RETRO SATOSHI KON (épisode 4/4): Paprika

RETRO SATOSHI KON (épisode 4/4): Paprika

Adapté d’un roman de l’écrivain japonais Yasutaka Tsutsui paru en 1993, Paprika représente la culmination et l’aboutissement des thématiques chères à Satoshi Kon depuis le début de sa carrière. Quatrième et dernier film du réalisateur avant son décès en 2010, ce feu d’artifice jubilatoire apparaît comme l’apothéose de ses expérimentations techniques et narratives. Questionnant encore une fois la nature de ce que nous percevons comme réalité, le réalisateur met en scène une fusion de l’abstrait et du concret en proposant une somptueuse exploration du subconscient humain. Un mille-feuille narratif foisonnant d’idées qui rassasiera à coup sûr les amateurs de japanimation et de cinéma en général. Attention, article à haute teneur en spoilers à ne lire qu’après visionnage !

Une puissante interface permettant à son utilisateur de partager ses rêves, le DC-Mini, est dérobée au sein d’un laboratoire de recherches psychiatriques. Encore en phase de développement la machine permet déjà de sonder les tréfonds de l’inconscient et son ravisseur semble vouloir s’en servir à distance afin de projeter des rêves et ainsi oblitérer la personnalité de personnes innocentes. La directrice des recherches, le Dr. Atsuko Chiba, décide alors par le biais de son alter-ego onirique Paprika de s’aventurer dans le monde des rêves pour découvrir qui s’est emparé du DC-Mini et empêcher une collision imminente entre la dimension des rêves et notre réalité.

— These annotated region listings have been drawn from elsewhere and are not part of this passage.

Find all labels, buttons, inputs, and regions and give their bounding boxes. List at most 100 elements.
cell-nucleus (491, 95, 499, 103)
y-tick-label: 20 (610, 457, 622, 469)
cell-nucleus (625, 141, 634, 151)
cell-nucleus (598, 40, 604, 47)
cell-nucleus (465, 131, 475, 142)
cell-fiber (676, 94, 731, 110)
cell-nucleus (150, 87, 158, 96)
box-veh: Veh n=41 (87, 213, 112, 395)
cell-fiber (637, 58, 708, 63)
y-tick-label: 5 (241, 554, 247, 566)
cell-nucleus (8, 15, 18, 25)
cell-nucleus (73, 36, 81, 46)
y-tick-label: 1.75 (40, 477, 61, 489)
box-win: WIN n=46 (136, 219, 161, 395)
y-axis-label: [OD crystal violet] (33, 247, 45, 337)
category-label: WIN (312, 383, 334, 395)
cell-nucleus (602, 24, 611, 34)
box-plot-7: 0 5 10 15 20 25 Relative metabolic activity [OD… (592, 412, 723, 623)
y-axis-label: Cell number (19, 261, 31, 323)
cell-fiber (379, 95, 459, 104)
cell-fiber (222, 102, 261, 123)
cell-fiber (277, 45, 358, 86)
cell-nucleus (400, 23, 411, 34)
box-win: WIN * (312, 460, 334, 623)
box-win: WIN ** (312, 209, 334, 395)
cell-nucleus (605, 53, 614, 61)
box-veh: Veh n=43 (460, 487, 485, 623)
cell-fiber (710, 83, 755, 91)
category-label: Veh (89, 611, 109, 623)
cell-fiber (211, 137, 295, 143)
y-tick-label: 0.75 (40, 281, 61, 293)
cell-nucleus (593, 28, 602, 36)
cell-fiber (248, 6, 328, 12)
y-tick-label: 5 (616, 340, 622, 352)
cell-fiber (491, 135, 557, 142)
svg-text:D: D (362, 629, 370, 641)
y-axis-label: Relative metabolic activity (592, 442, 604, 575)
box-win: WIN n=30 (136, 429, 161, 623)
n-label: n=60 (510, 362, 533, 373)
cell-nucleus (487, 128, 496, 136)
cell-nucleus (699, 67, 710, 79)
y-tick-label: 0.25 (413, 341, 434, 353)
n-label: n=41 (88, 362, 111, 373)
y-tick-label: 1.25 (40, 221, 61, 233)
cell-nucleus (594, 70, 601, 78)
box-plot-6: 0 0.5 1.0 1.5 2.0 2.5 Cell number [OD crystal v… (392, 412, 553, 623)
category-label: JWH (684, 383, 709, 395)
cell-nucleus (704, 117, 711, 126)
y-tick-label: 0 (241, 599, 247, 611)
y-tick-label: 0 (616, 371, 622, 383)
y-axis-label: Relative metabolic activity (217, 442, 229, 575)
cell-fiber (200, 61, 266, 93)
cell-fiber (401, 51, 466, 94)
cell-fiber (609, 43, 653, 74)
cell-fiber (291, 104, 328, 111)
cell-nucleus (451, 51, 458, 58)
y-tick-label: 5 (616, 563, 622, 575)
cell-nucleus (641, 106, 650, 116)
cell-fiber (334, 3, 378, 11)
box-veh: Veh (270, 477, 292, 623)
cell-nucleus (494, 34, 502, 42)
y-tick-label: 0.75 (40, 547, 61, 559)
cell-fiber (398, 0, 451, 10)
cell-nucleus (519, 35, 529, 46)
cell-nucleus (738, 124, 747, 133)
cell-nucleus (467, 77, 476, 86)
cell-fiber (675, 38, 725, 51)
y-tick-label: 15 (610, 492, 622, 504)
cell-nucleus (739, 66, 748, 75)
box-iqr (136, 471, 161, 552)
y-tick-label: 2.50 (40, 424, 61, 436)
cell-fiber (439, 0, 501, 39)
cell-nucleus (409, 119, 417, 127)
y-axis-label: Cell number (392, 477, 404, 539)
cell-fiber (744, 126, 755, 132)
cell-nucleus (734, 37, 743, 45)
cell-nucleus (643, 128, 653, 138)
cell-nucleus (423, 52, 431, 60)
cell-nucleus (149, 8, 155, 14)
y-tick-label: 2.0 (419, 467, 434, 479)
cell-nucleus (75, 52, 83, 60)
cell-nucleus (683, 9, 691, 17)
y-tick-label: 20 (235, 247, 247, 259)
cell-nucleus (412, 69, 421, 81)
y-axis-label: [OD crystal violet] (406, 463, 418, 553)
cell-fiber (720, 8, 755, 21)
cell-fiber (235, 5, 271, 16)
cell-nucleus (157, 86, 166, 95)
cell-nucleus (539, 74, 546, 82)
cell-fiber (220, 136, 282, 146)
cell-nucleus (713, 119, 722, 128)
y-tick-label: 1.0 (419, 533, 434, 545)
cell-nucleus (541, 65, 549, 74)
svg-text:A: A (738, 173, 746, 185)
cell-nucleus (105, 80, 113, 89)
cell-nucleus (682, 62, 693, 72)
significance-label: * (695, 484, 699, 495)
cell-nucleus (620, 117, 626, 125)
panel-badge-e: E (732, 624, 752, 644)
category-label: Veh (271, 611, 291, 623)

Si dans Perfect Blue, Millennium Actress, Tokyo Godfathers et sa série Paranoïa Agent le rêve et le fantasme faisaient irruption dans la réalité afin d’appuyer l’évolution des personnages, nous sommes ici dans un maelström chaotique où le réel et l’illusion sont deux univers totalement perméables. Ainsi, en brouillant définitivement la démarcation séparant ces deux strates, Satoshi Kon ne s’intéresse pas seulement à son intrigue policière qui semble relativement secondaire, mais bien à l’inconscient de ses personnages et à leur désirs refoulés. Ce qui prédomine dans Paprika n’est donc pas la représentation du rêve mais l’interprétation quasi freudienne de ses symboles et transpositions afin de mieux comprendre les motivations des protagonistes.

En ce sens les personnages principaux du métrage sont tous incomplets, à la recherche d’une part d’eux-même. Dans la plus pure tradition des films enfantés par Kon et son équipe, ce sont des âmes entre deux rives en quête d’identité. D’une manière assez évidente notre héroïne le docteur Chiba Atsuko et son alter ego onirique Paprika symbolisent bien cette dualité. Alors que l’une est une femme cérébrale austère apparemment dénuée d’émotions et totalement absorbée par sa carrière, l’autre nous apparaît comme une fée pétillante pleine de fantaisie et guidée par ses instincts. Ce sont deux facettes d’une même personnalité compartimentée cherchant à se réunir. Lors d’une conversation fantasmée entre ces deux incarnations – ou plutôt “désincarnations“ – Paprika en viendra même à demander à Chiba si notre être éveillé n’est pas seulement une fraction de notre subconscient, remettant ainsi en cause la réalité même de notre monde physique.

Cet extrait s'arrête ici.